EGFR belongs to the ErbB family of tyrosine kinase receptors and exerts critical function in epithelial cell physiology [23]. It is frequently overexpressed and/or mutated in different types of human cancers and activates several signaling pathways, mainly the MAPK/ERK and PI3K/AKT pathways, promoting tumor cell migration and invasion [24]. Studies have revealed that EGFR has an important role in EMT [25] by downregulating of caveolin-1 which leads to loss of E-cadherin and enhancing transcriptional activation of $\beta$-catenin [26]. Recently, more and more studies reveal a crucial role for EGFR downstream signaling, especially ERK signaling, in the regulation of EMT in various tumor types [27, 28, 29, 30]. In this study, we found that Pol $\iota$ promoted the phosphorylation of EGFR and ERK expression in breast cancer cells, indicating that Pol $\iota$ promotes EMT in breast cancer cells via EGFR-ERK signaling pathway. The classic EGFR signaling pathway includes ligand- and kinase-dependent activation. In fact, EGFR has also been shown to be activated by membrane depolarization, by various stress responses including hyperosmotic conditions, ultraviolet radiation and reactive oxygen species [31]. However, it remains unclear whether overexpression of Pol $\iota$ induces the genomic mutations, subsequently leading to the activation of EGFR-ERK signal pathway in breast cancer. The potential mechanism of Pol $\iota$ regulating EGFR-ERK signaling pathways merits further exploration.

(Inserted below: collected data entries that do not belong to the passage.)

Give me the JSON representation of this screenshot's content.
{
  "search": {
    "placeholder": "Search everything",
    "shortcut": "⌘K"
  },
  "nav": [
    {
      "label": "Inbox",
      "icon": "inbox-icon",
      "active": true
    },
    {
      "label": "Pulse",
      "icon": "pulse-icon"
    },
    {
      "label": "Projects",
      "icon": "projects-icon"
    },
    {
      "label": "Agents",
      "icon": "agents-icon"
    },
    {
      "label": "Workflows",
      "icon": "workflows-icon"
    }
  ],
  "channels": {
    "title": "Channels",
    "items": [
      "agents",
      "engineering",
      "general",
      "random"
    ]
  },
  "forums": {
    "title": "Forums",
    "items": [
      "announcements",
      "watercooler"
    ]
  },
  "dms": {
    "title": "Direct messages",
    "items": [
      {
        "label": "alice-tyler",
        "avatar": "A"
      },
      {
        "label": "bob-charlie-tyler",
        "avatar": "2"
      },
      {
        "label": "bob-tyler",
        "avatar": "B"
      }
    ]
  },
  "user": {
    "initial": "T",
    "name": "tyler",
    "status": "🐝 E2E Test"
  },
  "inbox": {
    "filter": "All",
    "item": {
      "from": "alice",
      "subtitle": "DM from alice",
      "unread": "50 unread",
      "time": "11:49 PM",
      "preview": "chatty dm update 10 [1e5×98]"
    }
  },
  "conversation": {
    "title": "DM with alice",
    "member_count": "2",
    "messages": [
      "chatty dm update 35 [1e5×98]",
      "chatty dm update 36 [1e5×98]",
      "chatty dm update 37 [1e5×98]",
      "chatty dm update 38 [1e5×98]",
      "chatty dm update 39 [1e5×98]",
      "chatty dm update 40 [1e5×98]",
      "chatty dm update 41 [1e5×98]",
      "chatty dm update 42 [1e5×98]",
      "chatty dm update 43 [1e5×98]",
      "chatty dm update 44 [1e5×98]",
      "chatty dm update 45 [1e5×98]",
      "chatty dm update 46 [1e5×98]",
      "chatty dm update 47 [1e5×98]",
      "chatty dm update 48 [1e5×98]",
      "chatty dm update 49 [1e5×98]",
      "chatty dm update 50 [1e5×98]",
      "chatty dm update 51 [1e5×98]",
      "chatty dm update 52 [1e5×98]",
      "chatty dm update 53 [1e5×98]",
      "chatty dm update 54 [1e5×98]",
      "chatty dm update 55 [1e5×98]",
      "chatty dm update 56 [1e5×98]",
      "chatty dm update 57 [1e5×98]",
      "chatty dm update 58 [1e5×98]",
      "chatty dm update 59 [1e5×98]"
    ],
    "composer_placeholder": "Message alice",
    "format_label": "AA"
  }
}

Taken together, our results elucidate that elevated Pol $\iota$ expression enhances breast cancer migration and invasion through EGFR-ERK pathway-mediated EMT. These findings demonstrate an inevitable role for Pol $\iota$ in the progression of breast cancer, indicating that Pol $\iota$ may be a potential candidate for a therapeutic target for metastatic breast cancer.

Conflict of interest

No potential conflicts of interest were disclosed.